The movie Dirty Dancing is a classic! The American film is so beloved that it lives in infamy for over 30 years since its release. However, if you go back and watch it, you may notice that the love stories in the movie are not as dreamy as you remembered them being.
Dirty Dancing stars the late Patrick Swayze as Johnny, a dance instructor who falls for a girl while in the Catskills of upstate New York. That girl is Frances “Baby” Houseman, played by Jennifer Grey, who is on vacation with her family. This Hollywood hit features iconic dancing scenes, especially that scene while I Had The Time of my Life. Fans loved the quotable lines like “nobody puts Baby in the corner”, a line still said today. These aspects are what made the film so loveable. Though the main storyline involved Baby and Johnny’s budding romance, there was an important scene involving an illegal abortion that nearly stayed on the cutting room floor.
The Abortion Subplot
When Dirty Dancing was made, it had been 14 years since the Supreme Court ruled in Roe v Wade, the case that legalized abortion access across the United States. Eleanor Bergstein, the screenwriter, and co-producer of the film felt it was important to showcase an abortion scene in the film. So, she wrote about a character named Penny Johnson, who was played by Cynthia Rhodes. In this abortion subplot, Johnny’s former love interest lacks the resources to access reproductive healthcare. Penny’s abortion is so dangerous that she explained it was performed by a man with a dirty knife on a folding table. She suffers a botched abortion, and we see her health deteriorate on screen. This is a call for safe abortion, a concept that is still up for debate in the year 2021.

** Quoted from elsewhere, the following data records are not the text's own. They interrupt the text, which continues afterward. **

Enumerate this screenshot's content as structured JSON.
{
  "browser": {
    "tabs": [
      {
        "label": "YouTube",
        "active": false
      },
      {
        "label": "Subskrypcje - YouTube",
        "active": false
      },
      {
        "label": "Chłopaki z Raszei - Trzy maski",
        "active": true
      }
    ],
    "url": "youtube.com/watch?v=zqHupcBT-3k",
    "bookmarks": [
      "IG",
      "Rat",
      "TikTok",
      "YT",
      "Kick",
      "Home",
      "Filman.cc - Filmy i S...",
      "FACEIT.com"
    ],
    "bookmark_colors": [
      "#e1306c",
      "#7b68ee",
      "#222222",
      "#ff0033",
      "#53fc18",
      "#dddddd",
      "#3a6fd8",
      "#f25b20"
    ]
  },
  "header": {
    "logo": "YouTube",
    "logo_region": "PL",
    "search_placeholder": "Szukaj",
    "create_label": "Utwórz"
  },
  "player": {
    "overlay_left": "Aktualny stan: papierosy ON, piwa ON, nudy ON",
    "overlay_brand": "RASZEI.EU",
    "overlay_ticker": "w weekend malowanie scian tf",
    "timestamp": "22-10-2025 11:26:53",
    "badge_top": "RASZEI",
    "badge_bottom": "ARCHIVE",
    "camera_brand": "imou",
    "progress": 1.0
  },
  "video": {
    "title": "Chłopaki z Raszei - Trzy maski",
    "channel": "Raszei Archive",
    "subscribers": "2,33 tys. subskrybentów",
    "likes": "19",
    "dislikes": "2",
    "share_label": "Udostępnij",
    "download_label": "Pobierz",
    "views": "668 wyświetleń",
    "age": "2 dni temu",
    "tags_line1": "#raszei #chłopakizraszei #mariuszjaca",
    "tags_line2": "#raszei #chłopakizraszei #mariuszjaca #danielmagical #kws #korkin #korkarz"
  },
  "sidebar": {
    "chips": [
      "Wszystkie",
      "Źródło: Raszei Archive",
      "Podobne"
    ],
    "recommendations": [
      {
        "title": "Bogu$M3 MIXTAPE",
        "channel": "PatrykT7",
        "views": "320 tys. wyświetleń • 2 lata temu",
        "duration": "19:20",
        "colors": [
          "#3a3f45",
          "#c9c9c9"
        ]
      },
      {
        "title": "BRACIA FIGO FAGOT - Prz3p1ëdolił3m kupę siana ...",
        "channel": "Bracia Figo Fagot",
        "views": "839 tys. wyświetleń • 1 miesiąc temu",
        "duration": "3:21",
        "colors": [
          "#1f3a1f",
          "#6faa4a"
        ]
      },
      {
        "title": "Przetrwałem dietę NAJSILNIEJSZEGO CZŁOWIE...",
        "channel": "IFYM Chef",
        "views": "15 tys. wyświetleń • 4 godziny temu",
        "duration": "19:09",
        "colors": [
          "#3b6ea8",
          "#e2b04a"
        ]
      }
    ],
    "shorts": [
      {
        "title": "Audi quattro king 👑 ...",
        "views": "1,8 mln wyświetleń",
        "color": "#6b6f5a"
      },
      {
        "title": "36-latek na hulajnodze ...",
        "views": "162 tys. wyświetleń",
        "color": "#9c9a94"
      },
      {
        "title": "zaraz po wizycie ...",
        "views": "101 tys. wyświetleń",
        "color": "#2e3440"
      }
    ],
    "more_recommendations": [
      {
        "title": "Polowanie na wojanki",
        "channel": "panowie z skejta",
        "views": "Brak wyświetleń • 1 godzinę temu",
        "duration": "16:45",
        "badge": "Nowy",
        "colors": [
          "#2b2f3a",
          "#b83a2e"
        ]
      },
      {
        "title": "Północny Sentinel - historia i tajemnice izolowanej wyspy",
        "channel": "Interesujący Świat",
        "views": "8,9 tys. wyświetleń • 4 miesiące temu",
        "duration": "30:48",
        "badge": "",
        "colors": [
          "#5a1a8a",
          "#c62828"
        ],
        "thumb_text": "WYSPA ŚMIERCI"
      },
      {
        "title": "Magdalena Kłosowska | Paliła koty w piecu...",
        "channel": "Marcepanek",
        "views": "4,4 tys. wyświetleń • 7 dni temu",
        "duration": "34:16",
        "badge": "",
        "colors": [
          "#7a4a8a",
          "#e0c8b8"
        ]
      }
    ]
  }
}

Bergstein knew her pro-choice stance in the film would be controversial. Those working in Vestron Pictures, the studio that released the film, strongly encouraged her to write out this subplot. Bergstein doubled down, arguing that it was important for the film to feature the scene, showing young women the importance of access to safe and legal abortions. On the scene, she said, “Real people have to have abortions even as they’re dancing and falling in love.” The reception of this plot was mixed. Some people were offended, others celebrated it as a victory for reproductive rights. Regardless, I think it is a powerful scene and I am glad Bergstein stood her ground!